It begins with an image we discover in a book. The image is of a stamp with a rocket on it. The rocket bears the colors of the Lebanese flag—an image we don’t recognize, we don’t understand. It does not belong to our imaginary.
What does it show—a weapon, a missile, a rocket for space exploration? Is it serious or just a fantasy? Did the Lebanese really dream of participating in the conquest of space? It’s hard to believe and rather surreal. We ask our parents, our friends … No one remembers anything, no one knows what we’re talking about.
It is 2009 and we begin our research. A web search for “Lebanese rocket” yields only images of war, specifically Hezbollah missiles targeting Israel and Israeli missiles targeting Lebanon.

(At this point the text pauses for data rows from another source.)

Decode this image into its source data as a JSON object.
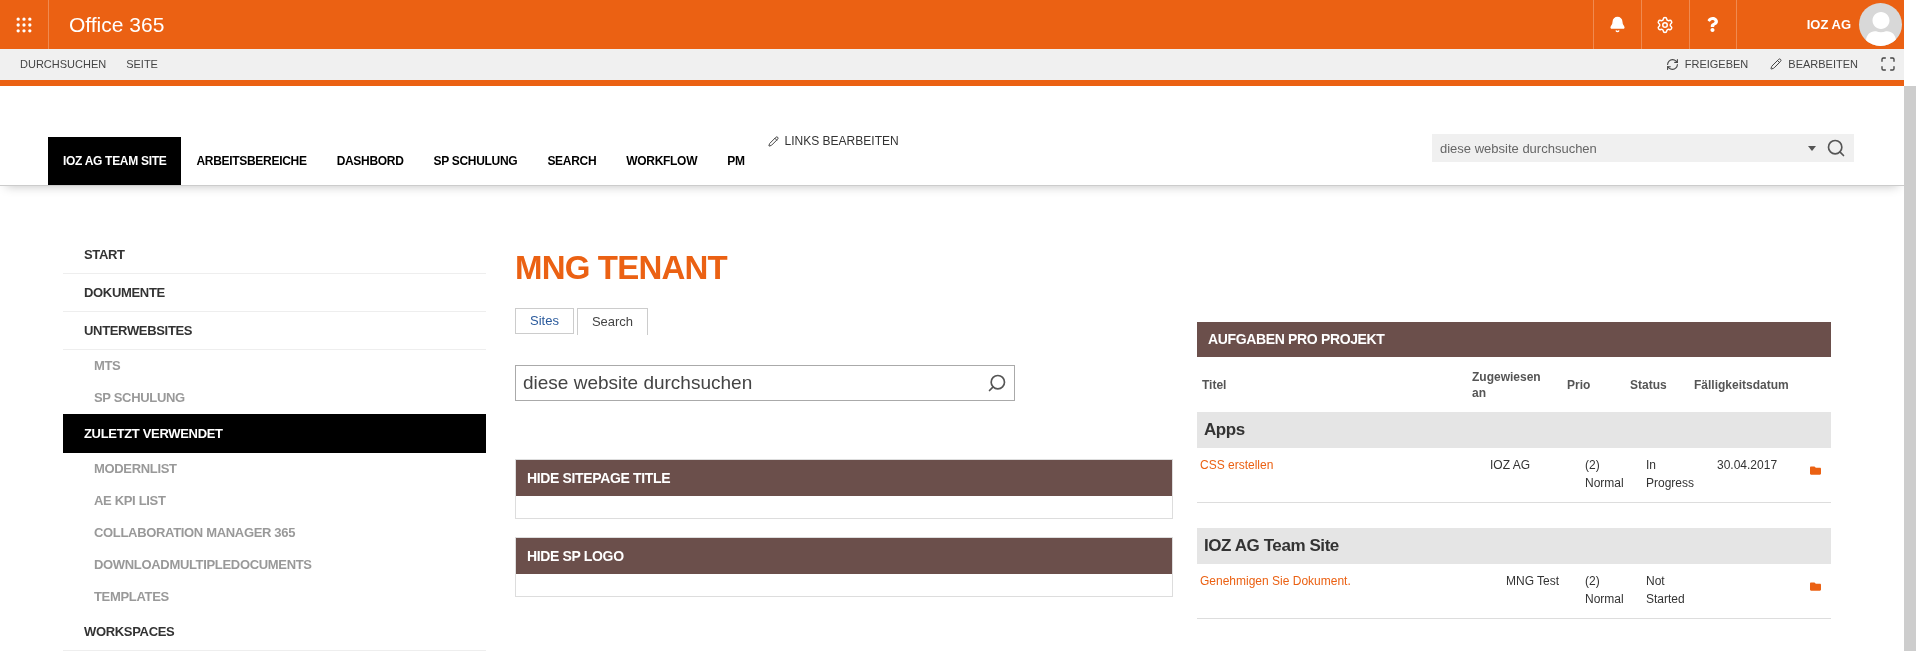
{
  "suite_bar": {
    "title": "Office 365",
    "user": "IOZ AG"
  },
  "ribbon": {
    "tabs": [
      {
        "label": "DURCHSUCHEN"
      },
      {
        "label": "SEITE"
      }
    ],
    "actions": [
      {
        "label": "FREIGEBEN",
        "kind": "share"
      },
      {
        "label": "BEARBEITEN",
        "kind": "edit"
      }
    ]
  },
  "top_nav": {
    "items": [
      {
        "label": "IOZ AG TEAM SITE",
        "selected": true
      },
      {
        "label": "ARBEITSBEREICHE",
        "selected": false
      },
      {
        "label": "DASHBORD",
        "selected": false
      },
      {
        "label": "SP SCHULUNG",
        "selected": false
      },
      {
        "label": "SEARCH",
        "selected": false
      },
      {
        "label": "WORKFLOW",
        "selected": false
      },
      {
        "label": "PM",
        "selected": false
      }
    ],
    "edit_links": "LINKS BEARBEITEN",
    "search": {
      "placeholder": "diese website durchsuchen"
    }
  },
  "quick_launch": {
    "items": [
      {
        "label": "START",
        "selected": false
      },
      {
        "label": "DOKUMENTE",
        "selected": false
      },
      {
        "label": "UNTERWEBSITES",
        "selected": false,
        "children": [
          {
            "label": "MTS",
            "selected": false
          },
          {
            "label": "SP SCHULUNG",
            "selected": false
          }
        ]
      },
      {
        "label": "ZULETZT VERWENDET",
        "selected": true,
        "children": [
          {
            "label": "MODERNLIST",
            "selected": false
          },
          {
            "label": "AE KPI LIST",
            "selected": false
          },
          {
            "label": "COLLABORATION MANAGER 365",
            "selected": false
          },
          {
            "label": "DOWNLOADMULTIPLEDOCUMENTS",
            "selected": false
          },
          {
            "label": "TEMPLATES",
            "selected": false
          }
        ]
      },
      {
        "label": "WORKSPACES",
        "selected": false
      }
    ]
  },
  "main": {
    "page_title": "MNG TENANT",
    "tabs": [
      {
        "label": "Sites",
        "selected": false
      },
      {
        "label": "Search",
        "selected": true
      }
    ],
    "search_box": {
      "placeholder": "diese website durchsuchen"
    },
    "webparts": [
      {
        "title": "HIDE SITEPAGE TITLE"
      },
      {
        "title": "HIDE SP LOGO"
      }
    ]
  },
  "tasks": {
    "title": "AUFGABEN PRO PROJEKT",
    "columns": [
      "Titel",
      "Zugewiesen an",
      "Prio",
      "Status",
      "Fälligkeitsdatum"
    ],
    "groups": [
      {
        "name": "Apps",
        "rows": [
          {
            "title": "CSS erstellen",
            "assigned": "IOZ AG",
            "prio": "(2) Normal",
            "status": "In Progress",
            "due": "30.04.2017"
          }
        ]
      },
      {
        "name": "IOZ AG Team Site",
        "rows": [
          {
            "title": "Genehmigen Sie Dokument.",
            "assigned": "MNG Test",
            "prio": "(2) Normal",
            "status": "Not Started"
          }
        ]
      }
    ]
  }
}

When we search for “rocket” or “conquest of space,” we find many images, but no trace of our Lebanese rocket. But we do find some useful information.
The adventure began in the early 1960s, when a group of students from Haigazian University in Beirut, led by their mathematics professor Manoug Manougian, designed and launched rockets into the Lebanese sky. They produced the first rocket in the region. While the United States was preparing to send its first Apollo rocket into space, while the USSR was on the verge of launching the first manned spaceflight, Manougian and his students began their research on rocket propulsion. A crazy challenge for a tiny country!